If I am selling cupcakes out of my ACMECupcakes.com franchise, I might want to register the ACMECupcakesSA.com domain name for San Antonio, but by placing my franchise offsite, not only am I starting from scratch with a brand new domain name (that will have no history or authority), I am also not able to share in the authority and history already created by the head office franchise at ACMECupcakes.com.
This is an issue I see quite a lot, and it winds up seriously hurting the franchise’s SEO opportunities because the franchisee is not able to share in the authority and ranking potential of the franchiser. Thus the new franchisee has to start at zero and work their way up the rankings. By utilizing a vanity URL, I can point my ACMECupcakesSA.com URL to ACMECupcakes.com/SanAntonio and still have a nice short URL to place on my business cards
Each new city would have a sub-folder dedicated to that city, with appropriate keyword placement to rank in that city and appropriate internal linking so that the search engines know what the page is about. The business could them purchase a unique URL like
ACMECupcakesAustin.com or ACMECupcakesDFW.com and have that URL seamlessly 301’d over to their sub-folder.
The fun thing about the 301 Redirect is that if anyone accidentally links to ACMECupcakesSA.com that link authority will be sent along through the 301 to the San Antonio sub-page. So even if you get links to either URL, Google still knows which to index and assign the authority to because of the 301.
Have Your Cake and Canonical It Too!
The key to any of the tactics listed above is the desire to control what Google indexes, and under what URL a given page is associated. The more indexed URLs you have, the more divided your authority becomes. Just as important, as you create new sub-pages, you don’t want those sub-pages to be starting completely from scratch with no history and no authority to speak of. The idea is to work smarter so we don’t have to work harder. The above techniques and tactics like them are just one way that you can have it both ways–capitalizing on the benefits of SEO while still leaving you all the tools to promote your sub-page as if it were a site all its own.
Summary Points
Sub-Domain: Google does not give a sub-domain equal authority as the domain it is under, thus in most cases the correct thing to use is a Sub-Folder. You can still 301 redirect a Sub-Domain to a Sub-Folder to use that Sub-Domain as a Vanity URL if you really really want to.
Sub-Folder: Sub-folders inherit the authority of the domain they are a part of, but you can still use a Vanity URL and a 301 redirect to give a direct URL path to the content on the sub-folder. The 301 redirect will send Google to the destination sub-folder path (which will be indexed), and the Vanity URL itself will not be indexed.

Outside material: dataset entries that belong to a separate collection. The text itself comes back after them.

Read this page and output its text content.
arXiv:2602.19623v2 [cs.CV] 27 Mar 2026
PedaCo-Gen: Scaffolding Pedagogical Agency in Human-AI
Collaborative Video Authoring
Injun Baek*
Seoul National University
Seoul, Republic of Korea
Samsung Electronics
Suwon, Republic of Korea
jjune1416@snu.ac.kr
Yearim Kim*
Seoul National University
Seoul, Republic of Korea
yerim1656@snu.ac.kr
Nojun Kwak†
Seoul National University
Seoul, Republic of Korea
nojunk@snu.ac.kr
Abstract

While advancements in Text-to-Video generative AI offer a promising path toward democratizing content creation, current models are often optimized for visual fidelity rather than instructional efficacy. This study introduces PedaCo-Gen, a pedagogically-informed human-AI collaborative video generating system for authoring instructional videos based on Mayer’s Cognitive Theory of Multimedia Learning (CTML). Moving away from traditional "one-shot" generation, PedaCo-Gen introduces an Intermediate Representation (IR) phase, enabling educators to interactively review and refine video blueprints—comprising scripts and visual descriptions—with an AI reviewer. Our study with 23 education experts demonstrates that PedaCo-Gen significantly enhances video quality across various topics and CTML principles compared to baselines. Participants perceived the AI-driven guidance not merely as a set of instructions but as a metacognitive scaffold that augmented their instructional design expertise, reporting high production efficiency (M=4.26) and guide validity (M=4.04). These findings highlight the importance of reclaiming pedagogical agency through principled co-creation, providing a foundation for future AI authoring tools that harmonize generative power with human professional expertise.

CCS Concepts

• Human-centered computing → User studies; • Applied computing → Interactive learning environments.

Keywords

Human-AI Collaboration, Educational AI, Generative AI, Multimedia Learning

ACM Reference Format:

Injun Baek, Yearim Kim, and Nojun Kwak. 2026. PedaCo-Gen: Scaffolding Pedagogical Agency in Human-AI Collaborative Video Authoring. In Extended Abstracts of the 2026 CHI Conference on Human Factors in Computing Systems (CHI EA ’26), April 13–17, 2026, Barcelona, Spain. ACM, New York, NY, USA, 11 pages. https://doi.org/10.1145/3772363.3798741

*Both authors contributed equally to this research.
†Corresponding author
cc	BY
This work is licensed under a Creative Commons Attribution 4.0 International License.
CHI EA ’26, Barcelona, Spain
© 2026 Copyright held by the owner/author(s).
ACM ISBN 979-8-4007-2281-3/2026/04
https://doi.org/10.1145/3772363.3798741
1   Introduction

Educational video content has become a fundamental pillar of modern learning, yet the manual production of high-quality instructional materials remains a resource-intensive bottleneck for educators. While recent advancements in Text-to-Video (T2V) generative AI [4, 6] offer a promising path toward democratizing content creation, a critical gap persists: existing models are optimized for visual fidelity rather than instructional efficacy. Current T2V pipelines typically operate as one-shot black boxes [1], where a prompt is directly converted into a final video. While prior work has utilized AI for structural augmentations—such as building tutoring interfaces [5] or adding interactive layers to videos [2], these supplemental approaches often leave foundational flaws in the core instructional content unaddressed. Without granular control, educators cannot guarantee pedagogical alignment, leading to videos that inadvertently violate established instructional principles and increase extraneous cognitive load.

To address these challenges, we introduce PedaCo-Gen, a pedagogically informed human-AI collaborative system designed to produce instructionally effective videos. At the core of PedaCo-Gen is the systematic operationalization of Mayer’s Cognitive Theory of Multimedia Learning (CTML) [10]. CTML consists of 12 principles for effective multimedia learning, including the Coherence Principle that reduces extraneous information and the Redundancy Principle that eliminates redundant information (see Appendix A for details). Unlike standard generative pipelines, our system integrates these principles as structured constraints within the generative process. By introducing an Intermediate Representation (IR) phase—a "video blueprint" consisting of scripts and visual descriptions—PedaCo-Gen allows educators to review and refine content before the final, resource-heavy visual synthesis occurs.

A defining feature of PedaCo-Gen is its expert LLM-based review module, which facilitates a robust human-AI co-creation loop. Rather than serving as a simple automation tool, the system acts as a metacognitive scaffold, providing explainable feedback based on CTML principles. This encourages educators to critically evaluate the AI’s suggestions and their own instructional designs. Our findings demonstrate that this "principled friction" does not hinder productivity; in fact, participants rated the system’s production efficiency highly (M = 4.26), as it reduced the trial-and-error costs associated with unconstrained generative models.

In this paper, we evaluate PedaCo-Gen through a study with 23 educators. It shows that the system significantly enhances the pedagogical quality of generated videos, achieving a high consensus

Vanity URL: A Vanity URL is a URL not meant to be indexed by Google, but instead might be included in print materials, on vehicle wraps, or as a link shared on social media. The Vanity URL is forwarded to a main site URL (often times a sub-folder) and only the destination is indexed by Google, the Vanity URL itself remains a useful (but passive to Google) tool.
Duplicate Content: With micro-websites it is important to remember that Google will lump websites together that have the same website content/copy. Thus it is important to write unique copy for each page that you want to rank, even if the content is very similar, it cannot be semantically identical otherwise it could hurt all micro-site’s chances of ranking.